Assise devant son petit bureau, un miroir devant elle, Nao étala une couche de gloss sur ses lèvres. Elle étudia son reflet, changea de profil pour voir si cela lui allait, puis saisit un mouchoir et nettoya sa bouche.

Elle reboucha le tube et le rangea.

Elle avait dix ans maintenant et une forme de coquetterie la prenaient parfois.

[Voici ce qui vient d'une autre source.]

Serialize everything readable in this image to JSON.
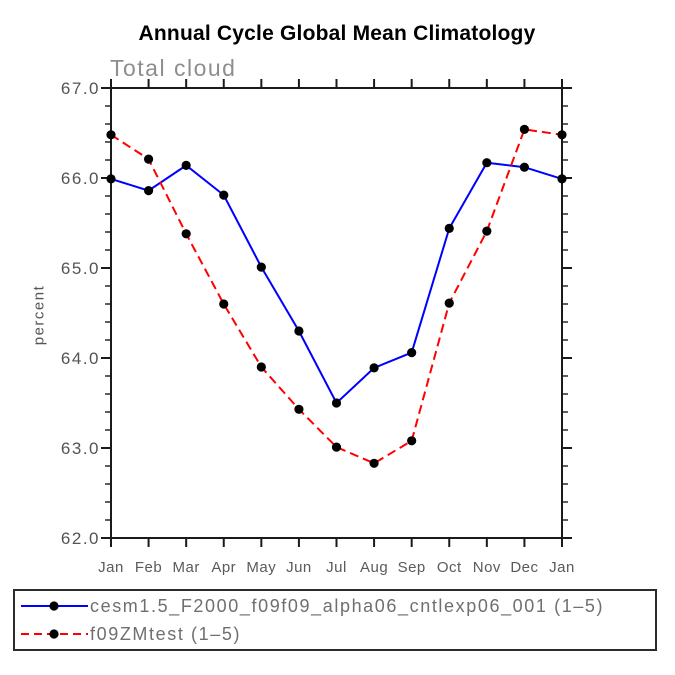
{
  "title": "Annual Cycle Global Mean Climatology",
  "subtitle": "Total cloud",
  "colors": {
    "axis": "#1a1a1a",
    "axis_text": "#545454",
    "subtitle_text": "#8e8e8e",
    "legend_text": "#6f6f6f",
    "title_text": "#000000",
    "marker": "#000000",
    "series_blue": "#0000ff",
    "series_red": "#ff0000"
  },
  "chart_data": {
    "type": "line",
    "title": "Annual Cycle Global Mean Climatology",
    "subtitle": "Total cloud",
    "xlabel": "",
    "ylabel": "percent",
    "ylim": [
      62.0,
      67.0
    ],
    "ytick_step": 1.0,
    "yminor_step": 0.2,
    "ytick_labels": [
      "62.0",
      "63.0",
      "64.0",
      "65.0",
      "66.0",
      "67.0"
    ],
    "categories": [
      "Jan",
      "Feb",
      "Mar",
      "Apr",
      "May",
      "Jun",
      "Jul",
      "Aug",
      "Sep",
      "Oct",
      "Nov",
      "Dec",
      "Jan"
    ],
    "grid": false,
    "legend_position": "bottom-left-box",
    "series": [
      {
        "name": "cesm1.5_F2000_f09f09_alpha06_cntlexp06_001 (1–5)",
        "color": "#0000ff",
        "line_style": "solid",
        "marker": "filled-circle",
        "marker_color": "#000000",
        "values": [
          65.99,
          65.86,
          66.14,
          65.81,
          65.01,
          64.3,
          63.5,
          63.89,
          64.06,
          65.44,
          66.17,
          66.12,
          65.99
        ]
      },
      {
        "name": "f09ZMtest (1–5)",
        "color": "#ff0000",
        "line_style": "dashed",
        "marker": "filled-circle",
        "marker_color": "#000000",
        "values": [
          66.48,
          66.21,
          65.38,
          64.6,
          63.9,
          63.43,
          63.01,
          62.83,
          63.08,
          64.61,
          65.41,
          66.54,
          66.48
        ]
      }
    ]
  }
}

Izana était sorti de maison de correction quelques mois plus tôt et tous les deux s'étaient revus.

Mais ça n'était plus le garçon qu'elle connaissait. Celui-ci était froid. Distant. Cruel parfois.

Complètement différent de celui dont elle gardait le souvenir.

La prison l'a transformé, se disait-elle.

Mais cela ne changeait rien, à ses yeux Izana demeurait le garçon parfait, celui dont elle était amoureuse.

Un coup à la porte lui fit lever la tête et elle se redressa.

– J'arrive Kaku ! Lança-t-elle à travers le battant.

Elle attrapa son sac et le rejoignit.

– Tu es prête ? Lui demanda-t-il.

Elle hocha la tête.

– Oui, allons-y.

Izana avait réintégré le foyer pour adolescents de Kutadai, près de la gare de Yokohama, mais ça n'était plus là désormais qu'il passait le plus clair de son temps. Lui et les garçons qui l'entouraient aujourd'hui, une bande de délinquants qu'il avait rencontrée en maison de correction, se retrouvaient le plus souvent dans un ancien entrepôt, près du chantier naval.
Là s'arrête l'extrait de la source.